Note: RHEV 3.2 installs tuned automatically in all RHEV hosts and configures virtual-host as the active tuned profile.

  • By increasing sched_migration_cost, it results in a change in the kernel Scheduler behavior, so it will be waiting longer to migrate processes from CPUs that are overloaded to idle CPUs, which results in fewer migrations (context switch). This is especially important if the process that is running on the overloaded CPU is just about to yield anyway.

  • On the other hand, increasing sched_migration_cost can result in waiting too long to migrate processes from CPUs that are overloaded to idle CPUs. This means only a fraction of the CPUs will be running user processes and those CPUs will have load averages greater than 1 while other CPUs are idle.

  • Additionally, a private Red Hat Bugzilla 825222 is tracking a request to have the default sched_migration_cost tunable increased. Discussion is still ongoing for this request so for additional information, please contact Red Hat Support.

Root Cause

  • The following back trace for the qemu-kvm process can be found in the vmcore:
 #6 [ffff8895221cdb68] _spin_lock at ffffffff814ef33e
 #7 [ffff8895221cdb70] double_lock_balance at ffffffff81053b9a
 #8 [ffff8895221cdb90] thread_return at ffffffff814ecdff
 #9 [ffff8895221cdc50] kvm_vcpu_block at ffffffffa0337dd5 [kvm]
#10 [ffff8895221cdcb0] kvm_arch_vcpu_ioctl_run at ffffffffa034ba0c [kvm]
#11 [ffff8895221cddb0] kvm_vcpu_ioctl at ffffffffa0335322 [kvm]
#12 [ffff8895221cde60] vfs_ioctl at ffffffff81189342
#13 [ffff8895221cdea0] do_vfs_ioctl at ffffffff8118980a
#14 [ffff8895221cdf30] sys_ioctl at ffffffff81189a61
#15 [ffff8895221cdf80] system_call_fastpath at ffffffff8100b0f2
    RIP: 00007fbe2b1fda47  RSP: 00007fbe24ac9a88  RFLAGS: 00000246
    RAX: 0000000000000010  RBX: ffffffff8100b0f2  RCX: ffffffffffffffff
    RDX: 0000000000000000  RSI: 000000000000ae80  RDI: 0000000000000012
    RBP: 00007fbe2d75f000   R8: 0000000000000000   R9: 0000000000000001
    R10: 0000000000000002  R11: 0000000000000246  R12: 00007fbe2e317420
    R13: 00007fbe2e316fe0  R14: 0000000000000000  R15: 00007fbe2e3835c0
    ORIG_RAX: 0000000000000010  CS: 0033  SS: 002b
  • When PLE (Pause Loop Exit) code in kvm detects that a guest is encountering spinlock contention, it would relinquish the control to the host which would suspend that guest. Then it would try to run the guest which owns the spinlock under contention. This would cause a schedule storm on the host as the number of guests and processes running in each guest would increase. When the scheduler is called and a CPU is going idle, it would call the load balancer which would find the busiest CPU and would try to pull work from that CPU onto the idle CPU. This is where double_lock_balance() would come into play. It has the runq spinlock for the CPU that is going idle but not the runq spinlock of the busiest CPU therefore it would need to drop the lock & get both in the correct order to prevent a deadlock, thereby causing the contention. This would get exponentially worse as the number of NUMA nodes increases.

Diagnostic Steps

Load average is high
perf top shows much of the time is being taken in _spinlock.

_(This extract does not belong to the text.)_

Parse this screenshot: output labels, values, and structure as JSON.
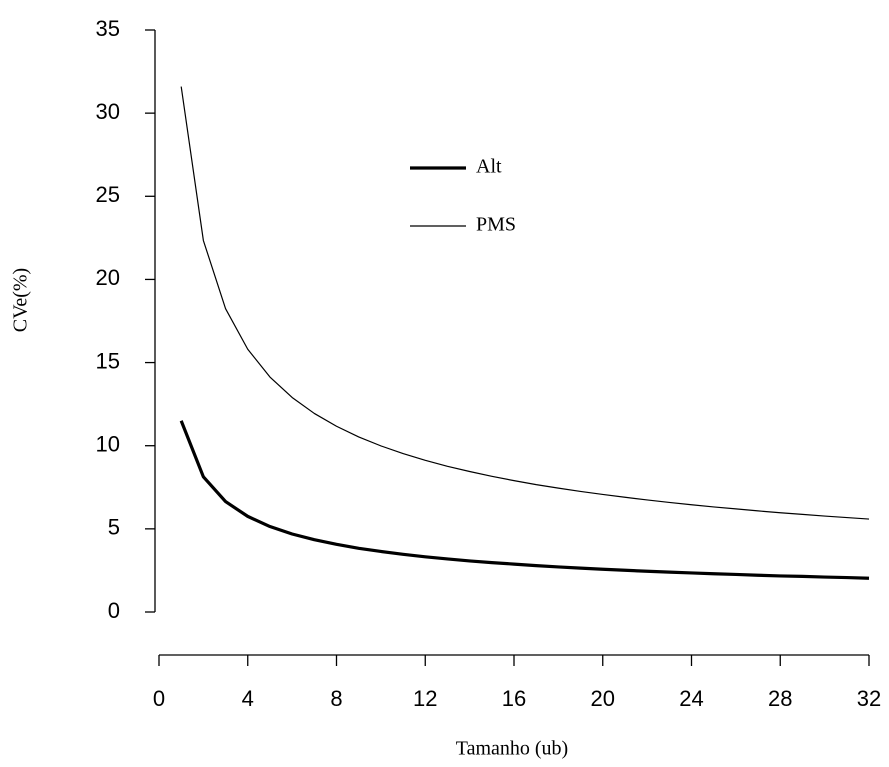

Note that you may need to install perf to run perf top.

This solution is part of Red Hat’s fast-track publication program, providing a huge library of solutions that Red Hat engineers have created while supporting our customers. To give you the knowledge you need the instant it becomes available, these articles may be presented in a raw and unedited form.

1 Comments

In my case this incorrect kernel parameter was a result of the tuned service failing on reboot. The following fixed the kernel.sched_migration_cost parameter and immediately resolved VM performance issues:

systemctl restart tuned

This is on RHEV 3.6 with RHEL7.2 hosts.